The 17-year-old girl could not believe her ears when Education Cabinet Secretary Fred Matiang'i mentioned her name as the best student until she received several calls from journalists trying to locate where she was.

“I couldn’t hold back my tears after I heard my name being read out by the CS. I started screaming in joy,” she said.

She said she always worked hard, waking up as early as 4am for morning preps and going to sleep as late as 11pm.

PREPARATION
Karimi, who scored 422 marks in her Kenya Certificate of Primary Education at Chogoria Girls Primary Boarding School, also attributed her success to her teachers who gave her all the attention she needed and parents who made sure she got the right guidance.

She said that she is hoping to pursue Civil engineering at the University of Nairobi because she likes physics.

Karimi said she has always believed in herself and felt that KCSE was not that much different from other mock examinations that she used to pass very well.

HOMESICK

Brian Maina Kamau, the top boy in this year’s KCSE examination, had contemplated leaving Alliance High School in his first months there.

Had his parents granted his request and taken him to a day school, perhaps he could not have clocked 86.757 points to emerge tops among the 315,630 boys who sat the test.

“The first time I came here, I was homesick.

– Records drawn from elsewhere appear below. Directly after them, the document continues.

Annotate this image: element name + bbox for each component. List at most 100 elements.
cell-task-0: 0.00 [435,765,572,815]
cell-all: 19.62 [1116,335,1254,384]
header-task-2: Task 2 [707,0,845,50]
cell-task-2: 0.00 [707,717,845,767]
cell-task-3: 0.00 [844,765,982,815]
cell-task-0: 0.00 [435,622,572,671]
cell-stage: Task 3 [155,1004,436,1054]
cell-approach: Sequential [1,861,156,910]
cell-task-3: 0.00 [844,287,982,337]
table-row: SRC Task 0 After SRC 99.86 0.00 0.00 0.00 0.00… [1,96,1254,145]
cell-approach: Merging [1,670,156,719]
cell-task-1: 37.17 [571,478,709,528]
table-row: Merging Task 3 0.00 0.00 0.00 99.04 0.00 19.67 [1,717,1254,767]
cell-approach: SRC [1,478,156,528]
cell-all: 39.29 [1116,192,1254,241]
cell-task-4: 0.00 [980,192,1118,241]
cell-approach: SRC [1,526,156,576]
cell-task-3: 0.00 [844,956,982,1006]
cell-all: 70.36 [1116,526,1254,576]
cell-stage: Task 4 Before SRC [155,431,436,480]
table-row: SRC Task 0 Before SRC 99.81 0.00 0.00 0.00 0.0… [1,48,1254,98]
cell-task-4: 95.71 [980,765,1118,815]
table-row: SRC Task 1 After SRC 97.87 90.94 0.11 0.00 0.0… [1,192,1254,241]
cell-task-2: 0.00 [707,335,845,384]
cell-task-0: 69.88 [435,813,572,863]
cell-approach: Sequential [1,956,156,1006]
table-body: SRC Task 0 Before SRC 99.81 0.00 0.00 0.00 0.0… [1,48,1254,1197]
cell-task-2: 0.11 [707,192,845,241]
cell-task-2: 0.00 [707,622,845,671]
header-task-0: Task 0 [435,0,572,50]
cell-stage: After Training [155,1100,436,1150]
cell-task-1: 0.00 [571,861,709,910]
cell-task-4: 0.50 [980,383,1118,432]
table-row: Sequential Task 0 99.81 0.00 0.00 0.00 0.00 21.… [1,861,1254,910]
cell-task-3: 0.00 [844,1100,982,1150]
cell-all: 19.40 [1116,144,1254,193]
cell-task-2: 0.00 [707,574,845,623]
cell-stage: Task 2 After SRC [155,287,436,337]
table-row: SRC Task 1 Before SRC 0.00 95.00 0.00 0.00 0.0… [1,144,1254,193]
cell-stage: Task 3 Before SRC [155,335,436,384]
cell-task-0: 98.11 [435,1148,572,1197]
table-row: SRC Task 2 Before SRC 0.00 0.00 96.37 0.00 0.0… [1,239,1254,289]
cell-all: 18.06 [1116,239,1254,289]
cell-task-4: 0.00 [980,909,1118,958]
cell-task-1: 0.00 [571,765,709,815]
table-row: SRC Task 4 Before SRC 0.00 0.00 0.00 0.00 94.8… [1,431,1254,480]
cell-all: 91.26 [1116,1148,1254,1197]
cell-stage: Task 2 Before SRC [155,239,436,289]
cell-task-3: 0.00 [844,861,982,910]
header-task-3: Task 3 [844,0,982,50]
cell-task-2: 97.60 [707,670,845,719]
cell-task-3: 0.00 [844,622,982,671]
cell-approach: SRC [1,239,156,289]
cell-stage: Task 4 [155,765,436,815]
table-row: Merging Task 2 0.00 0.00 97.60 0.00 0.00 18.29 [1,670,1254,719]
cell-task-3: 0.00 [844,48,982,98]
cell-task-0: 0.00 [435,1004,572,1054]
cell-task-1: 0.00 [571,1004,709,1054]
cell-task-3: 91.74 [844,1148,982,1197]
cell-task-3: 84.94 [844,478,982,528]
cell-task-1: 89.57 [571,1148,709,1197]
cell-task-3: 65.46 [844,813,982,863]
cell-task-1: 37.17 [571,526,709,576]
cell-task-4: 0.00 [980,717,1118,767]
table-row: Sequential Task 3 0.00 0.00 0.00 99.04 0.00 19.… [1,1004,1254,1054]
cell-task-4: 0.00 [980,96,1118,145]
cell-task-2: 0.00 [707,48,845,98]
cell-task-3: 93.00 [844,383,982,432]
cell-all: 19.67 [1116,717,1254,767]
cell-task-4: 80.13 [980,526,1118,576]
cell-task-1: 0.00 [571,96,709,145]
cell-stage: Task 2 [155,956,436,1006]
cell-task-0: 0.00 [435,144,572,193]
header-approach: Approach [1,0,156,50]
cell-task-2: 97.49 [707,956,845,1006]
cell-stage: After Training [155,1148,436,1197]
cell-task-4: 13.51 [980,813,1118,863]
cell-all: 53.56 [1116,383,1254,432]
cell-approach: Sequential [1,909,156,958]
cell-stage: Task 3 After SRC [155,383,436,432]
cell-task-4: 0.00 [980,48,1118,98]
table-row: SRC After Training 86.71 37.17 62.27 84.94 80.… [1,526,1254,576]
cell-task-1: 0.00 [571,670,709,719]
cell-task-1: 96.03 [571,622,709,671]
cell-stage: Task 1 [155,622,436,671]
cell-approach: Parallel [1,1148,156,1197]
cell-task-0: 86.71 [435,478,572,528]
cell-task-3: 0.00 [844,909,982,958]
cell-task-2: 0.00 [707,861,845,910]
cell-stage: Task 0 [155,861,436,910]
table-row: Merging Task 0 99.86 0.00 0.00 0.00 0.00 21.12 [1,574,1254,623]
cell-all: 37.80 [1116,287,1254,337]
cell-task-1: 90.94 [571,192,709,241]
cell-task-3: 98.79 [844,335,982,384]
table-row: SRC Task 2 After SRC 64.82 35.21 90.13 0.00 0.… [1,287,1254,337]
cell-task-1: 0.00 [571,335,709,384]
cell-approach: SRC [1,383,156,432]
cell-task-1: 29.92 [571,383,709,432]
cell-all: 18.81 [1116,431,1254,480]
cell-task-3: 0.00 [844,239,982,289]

I felt like I couldn’t make it,” he told the Nation on Wednesday.

The exam was also full of coincidences for him because he wrote the first paper on November 6, his 17th birthday, and left the school on November 29, the very date his father Dr Gideon Maina — the vice chancellor of the Pioneer International University — had left the institution in 1995.

GRATEFUL
On the request to be transferred, Brian recalled that “life was moving too fast” because he had been day-schooling while in primary.

He wrote a letter to his mother Maryanne Wangari asking for a transfer.

“I have kept it to date,” the mother said.

But his father, knowing the ways of the school, could hear none of it.

“He told me, ‘You must be crazy, mad or both,’” Brian recalled.

On Wednesday, as Brian and his parents plus his younger brother Ian celebrated inside the Alliance compound, he was grateful that his father did not buy his idea.